A Tale of Two May 4ths

by Brian Hioe

語言:
English
Photo Credit: Chen Chien-jen/Facebook

I REMEMBER being amused a few years ago during the one-hundredth year anniversary of the May 4th Movement, when members of the pan-Blue camp, along with various Chinese nationalists, were outraged by the Tsai administration instead commemorating the date as “May the Fourth be with You”—Star Wars Day, I guess you could call it.

For what it’s worth, probably more people the world over have heard of Star Wars than they have the May 4th Movement. But the May 4th Movement was a truly world-historic event, as one of the seminal moments in the founding of modern China. The movement originated from student movements against unequal conditions signed by the then-ruling Chinese government, the Republic of China (ROC), in the Treaty of Versailles.

Then-Taiwanese vice president Chen Chien-jen on May 4th, 2019. Photo credit: Chen Chien-jen/Facebook

The ROC later wound up in Taiwan; the KMT brought it over with them when they fled to Taiwan following their defeat to the Chinese Communist Party during the Chinese Civil War. KMT party leaders such as Sun Yat-sen and Chiang Kai-shek were, in fact, critical of the May 4th movement, seeing as it was a demonstration against the actions of the government they led.

The KMT’s relation to the May 4th movement has been tenuous. When the KMT came to Taiwan, on the heels of the fifty-year Japanese colonial period, they sought to capitalize on May 4th movement figures such as writer Lu Xun, as a means of “re-Sinicizing” Taiwan. But Lu Xun’s work encouraged criticisms of the government—any government—contributing to political dissent against the KMT’s authoritarian rule. That later led the KMT to remove Lu Xun from the curriculum and try to crack down on his work.

But, in the present, both the KMT and the CCP commemorate the May 4th Movement as part of the official narratives of their party history. Members of the pan-Blue camp were up in arms over a controversy regarding the choice of the president of National Taiwan University, Taiwan’s most prestigious university, several years ago; they claimed that was a “New May 4th Movement.” Ironically, despite valuating May 4th, the CCP, too, has sometimes faced similar issues regarding how May 4th thinkers as Lu Xun encouraged political criticism—this has led to their removal from contemporary textbooks in a period in which China has again lurched toward political authoritarianism under Xi Jinping.

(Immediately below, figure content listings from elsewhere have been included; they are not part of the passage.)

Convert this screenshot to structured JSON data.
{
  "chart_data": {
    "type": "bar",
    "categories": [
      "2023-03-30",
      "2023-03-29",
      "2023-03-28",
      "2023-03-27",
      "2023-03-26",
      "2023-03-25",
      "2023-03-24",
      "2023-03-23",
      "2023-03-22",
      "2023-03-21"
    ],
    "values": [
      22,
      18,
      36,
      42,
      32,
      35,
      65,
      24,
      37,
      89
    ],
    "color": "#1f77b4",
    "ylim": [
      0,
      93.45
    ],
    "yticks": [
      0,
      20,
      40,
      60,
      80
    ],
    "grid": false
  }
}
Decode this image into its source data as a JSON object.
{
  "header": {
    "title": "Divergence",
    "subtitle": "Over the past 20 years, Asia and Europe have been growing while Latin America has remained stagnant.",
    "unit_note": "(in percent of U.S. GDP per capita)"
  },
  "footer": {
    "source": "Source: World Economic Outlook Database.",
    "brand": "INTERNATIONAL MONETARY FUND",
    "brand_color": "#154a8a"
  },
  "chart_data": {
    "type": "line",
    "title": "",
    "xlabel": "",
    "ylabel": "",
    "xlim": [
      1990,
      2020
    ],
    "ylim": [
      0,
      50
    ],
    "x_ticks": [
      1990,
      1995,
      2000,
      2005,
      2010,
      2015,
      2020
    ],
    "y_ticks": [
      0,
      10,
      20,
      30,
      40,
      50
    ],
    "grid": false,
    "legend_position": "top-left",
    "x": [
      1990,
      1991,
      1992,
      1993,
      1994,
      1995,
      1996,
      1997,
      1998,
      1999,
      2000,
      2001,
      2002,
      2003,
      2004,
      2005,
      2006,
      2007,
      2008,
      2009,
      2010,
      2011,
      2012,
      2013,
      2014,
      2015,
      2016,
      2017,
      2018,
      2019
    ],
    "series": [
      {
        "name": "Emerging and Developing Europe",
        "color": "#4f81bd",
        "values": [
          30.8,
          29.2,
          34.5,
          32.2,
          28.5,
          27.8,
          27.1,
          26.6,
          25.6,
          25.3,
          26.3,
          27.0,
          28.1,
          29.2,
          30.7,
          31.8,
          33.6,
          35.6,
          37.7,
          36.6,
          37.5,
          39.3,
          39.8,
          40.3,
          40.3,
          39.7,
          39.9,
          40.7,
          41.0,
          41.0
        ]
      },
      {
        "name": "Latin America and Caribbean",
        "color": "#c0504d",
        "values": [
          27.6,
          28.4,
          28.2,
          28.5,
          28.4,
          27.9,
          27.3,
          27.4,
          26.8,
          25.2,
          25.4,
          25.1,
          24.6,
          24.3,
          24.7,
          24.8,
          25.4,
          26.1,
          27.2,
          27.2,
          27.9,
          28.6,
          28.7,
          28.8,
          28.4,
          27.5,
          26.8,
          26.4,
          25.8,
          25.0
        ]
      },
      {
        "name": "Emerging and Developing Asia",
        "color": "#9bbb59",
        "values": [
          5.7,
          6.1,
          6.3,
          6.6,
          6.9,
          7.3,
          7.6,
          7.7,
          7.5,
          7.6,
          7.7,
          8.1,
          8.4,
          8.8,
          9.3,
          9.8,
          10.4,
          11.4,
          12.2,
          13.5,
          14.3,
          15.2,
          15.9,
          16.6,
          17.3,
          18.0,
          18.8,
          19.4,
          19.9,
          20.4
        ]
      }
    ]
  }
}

Students demonstrating in Beijing on May 4th, 1919

Of course, for the historically independence-leaning DPP, the May 4th movement is something that occurred in a different country and which has little to do with Taiwan. This explains the Tsai administration’s greater interest in celebrating “May the Fourth be With You” than the May 4th Movement. This is why there would be outraged reactions from the KMT and Chinese nationalists across the straits that the Tsai administration cared more for a western science fiction franchise than a key moment in the history of modern China. Funnily enough, this in itself is another way that Taiwan differs from China—Star Wars never caught on in China and the new Disney films have floundered, seeing as audiences there didn’t have decades of nostalgia for the franchise.

This year, the KMT’s current chair, Johnny Chiang, tried to take a middle-of-the-ground approach. In an English-language tweet, Chiang began by referencing the Star Wars May 4th, but then attempting to link that back to the May 4th Movement.

Tweet by Johnny Chiang

Chiang originally took power as KMT chair in March 2020, promising to reform the party to change its pro-China image and win back the support of young people. Still, Chiang has faced steep opposition from traditionalists that see him as compromising too much on the party’s historic values—this explains Chiang’s odd tweet attempting to link the two May 4ths.

Still, this perhaps does, in fact, boil down to a choice in values. During the May 4th movement, there was a flourishing of literature and the arts—including fanciful Chinese science fiction that drew inspiration from western science fiction, but was also highly unique and innovative in its own right. In this way, the May 4th movement sought to provide an imaginative vision for what a future China could look like—much as the Star Wars franchise has an imaginative vision of the future, even if the newer films are somewhat cynical attempts at cashing in on nostalgia and the franchise itself frames itself as set in the past.

Today, however, in invoking May 4th, the KMT simply attempts to try and yoke Taiwan’s future to a distant, remote past, one which has little to do with contemporary Taiwan— with about as little inherent relation with Taiwan as Star Wars. Yet the Star Wars franchise was highly shaped by the Cold War, with the framing of the plucky Rebel Alliance as America and other western powers versus the authoritarian, menacing and faceless Empire—clearly a stand-in for the USSR. This draws a strange resonances with Taiwan, perhaps, given how the island nation’s 20th century history has been strongly shaped by the Cold War. Further irony, then, regarding the intersection of the two May 4ths.